For Android, the device must be enrolled in Android Enterprise mode.

  1. On the menu sidebar, under SETTINGS, select Setup > Sophos setup and then the Third-party EMM tab.
  2. Select Generate connection code.

    The code contains the information required by Sophos Intercept X for Mobile to enroll with Sophos Mobile.

  3. Configure the following settings:

    • Owner: Choose whether the devices are owned by your organization (Corporate) or not (Personal).
    • Device group: The Sophos Mobile device group devices are assigned to.
    • Mobile Threat Defense policy (Android) (Optional): The Sophos Mobile policy for Sophos Intercept X for Mobile on Android devices.
    • Mobile Threat Defense policy (iOS) (Optional): The Sophos Mobile policy for Sophos Intercept X for Mobile on iPhones and iPads.
  4. Click Save.

  5. Select Copy next to Connection code to copy the value to the clipboard.

    You need the connection code to configure the EMM.

  6. Add Sophos Intercept X for Mobile to the EMM.

  7. In the EMM, edit the app’s managed configuration.

    • For the Android app, settings are given and you enter the values.
    • For the iOS app, you must enter each setting’s name, type (String or Boolean), and value.

    For details on how to edit the managed configuration, see the documentation of the third-party EMM product.

    Tip

    If supported by the EMM, we recommend you use placeholders to specify the device and user properties.

  8. Optional: Create a configuration profile for web filtering and deploy it to your iPhones and iPads.

    On iPhones and iPads, Sophos Intercept X for Mobile uses a configuration profile to provide web filtering.
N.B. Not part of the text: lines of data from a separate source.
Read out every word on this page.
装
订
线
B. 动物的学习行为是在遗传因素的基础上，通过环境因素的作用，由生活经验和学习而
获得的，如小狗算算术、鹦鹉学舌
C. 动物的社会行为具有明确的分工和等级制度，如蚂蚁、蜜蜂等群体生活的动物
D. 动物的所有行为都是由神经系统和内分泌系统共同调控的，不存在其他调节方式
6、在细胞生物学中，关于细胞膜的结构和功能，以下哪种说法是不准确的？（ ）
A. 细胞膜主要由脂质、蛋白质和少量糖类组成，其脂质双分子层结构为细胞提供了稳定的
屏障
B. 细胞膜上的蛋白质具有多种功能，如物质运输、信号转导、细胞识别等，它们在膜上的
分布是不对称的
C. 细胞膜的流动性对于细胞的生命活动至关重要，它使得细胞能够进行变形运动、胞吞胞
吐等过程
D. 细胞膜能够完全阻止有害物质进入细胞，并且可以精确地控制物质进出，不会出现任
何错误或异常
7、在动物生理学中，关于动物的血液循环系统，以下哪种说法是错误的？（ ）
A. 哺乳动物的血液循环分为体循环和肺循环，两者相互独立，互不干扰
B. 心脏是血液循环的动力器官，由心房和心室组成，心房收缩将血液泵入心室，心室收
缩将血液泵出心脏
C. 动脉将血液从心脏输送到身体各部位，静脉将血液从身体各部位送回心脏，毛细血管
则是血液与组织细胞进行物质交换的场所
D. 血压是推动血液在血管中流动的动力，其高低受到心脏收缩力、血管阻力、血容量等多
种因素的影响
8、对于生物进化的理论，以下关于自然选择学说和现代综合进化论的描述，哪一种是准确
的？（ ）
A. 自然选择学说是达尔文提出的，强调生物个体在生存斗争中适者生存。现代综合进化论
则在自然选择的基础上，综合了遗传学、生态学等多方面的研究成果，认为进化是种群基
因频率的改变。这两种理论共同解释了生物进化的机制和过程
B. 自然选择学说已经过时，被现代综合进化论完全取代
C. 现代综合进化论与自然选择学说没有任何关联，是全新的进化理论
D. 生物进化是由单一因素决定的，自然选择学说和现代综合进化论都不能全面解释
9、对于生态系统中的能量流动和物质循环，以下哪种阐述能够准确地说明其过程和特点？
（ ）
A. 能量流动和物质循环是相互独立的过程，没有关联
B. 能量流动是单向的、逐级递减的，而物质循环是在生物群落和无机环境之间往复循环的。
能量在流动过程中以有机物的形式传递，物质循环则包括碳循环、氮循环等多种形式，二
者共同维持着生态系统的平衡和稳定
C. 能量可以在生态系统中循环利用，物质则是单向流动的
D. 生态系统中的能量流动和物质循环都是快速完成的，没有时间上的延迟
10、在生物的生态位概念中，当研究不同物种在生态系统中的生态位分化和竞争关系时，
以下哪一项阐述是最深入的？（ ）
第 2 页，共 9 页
If you don’t deploy the profile through the EMM, users must install it when Sophos Intercept X for Mobile enrolls with Sophos Mobile.

    For details, see Automate installing the iOS configuration profile.
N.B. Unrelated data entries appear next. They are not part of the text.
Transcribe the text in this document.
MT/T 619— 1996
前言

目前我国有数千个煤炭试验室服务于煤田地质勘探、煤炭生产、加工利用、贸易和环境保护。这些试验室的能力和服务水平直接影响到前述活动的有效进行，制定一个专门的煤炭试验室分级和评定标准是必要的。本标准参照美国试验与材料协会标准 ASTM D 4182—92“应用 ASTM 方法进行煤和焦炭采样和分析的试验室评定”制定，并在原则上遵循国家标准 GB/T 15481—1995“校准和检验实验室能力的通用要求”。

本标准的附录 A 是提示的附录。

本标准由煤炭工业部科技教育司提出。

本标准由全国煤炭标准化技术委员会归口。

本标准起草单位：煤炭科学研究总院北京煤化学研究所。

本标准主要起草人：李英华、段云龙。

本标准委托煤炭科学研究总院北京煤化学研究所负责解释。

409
  9. Install Sophos Intercept X for Mobile through the EMM.

The first time a device starts after installation, Sophos Intercept X for Mobile enrolls with Sophos Mobile. You can manage the app from the Devices page in Sophos Mobile Admin.

If required, you can revoke the connection code to block future app enrollments.

Settings for the Sophos Intercept X for Mobile Android app

Setting Description
Email Optional: The email address of the user you want to assign to the device in Sophos Mobile.

If a user with that email address doesn’t exist, Sophos Mobile creates them.

Connection code The connection code you copied from Sophos Mobile.
Device ID The unique device identifier used by the EMM.
Device name Optional: The device name.

Sophos Mobile uses this name when it adds the device.

EULA disabled Optional: The End User License Agreement (EULA) is not displayed when the app starts.
Connect to Intune Optional: The app automatically starts the Intune connection assistant.

Settings for the Sophos Intercept X for Mobile iOS app

Setting Type Description
email string Optional: The email address of the user you want to assign to the device in Sophos Mobile.

If a user with that email address doesn’t exist, Sophos Mobile creates them.

smcData string The connection code you copied from Sophos Mobile.
deviceId string The unique device identifier used by the EMM.
deviceName string Optional: The device name.

Sophos Mobile uses this name when it adds the device.

macAddress string Optional: The device’s MAC address. The value is used to identify the device when it connects to a Sophos Wi-Fi access point.

Required for Synchronized Security.

eulaDisabled boolean Optional: The End User License Agreement (EULA) is not displayed when the app starts.

Possible values are true and false. The default is false.

startIntuneConnection boolean Optional: The app automatically starts the Intune connection assistant.

Possible values are true and false. The default is false.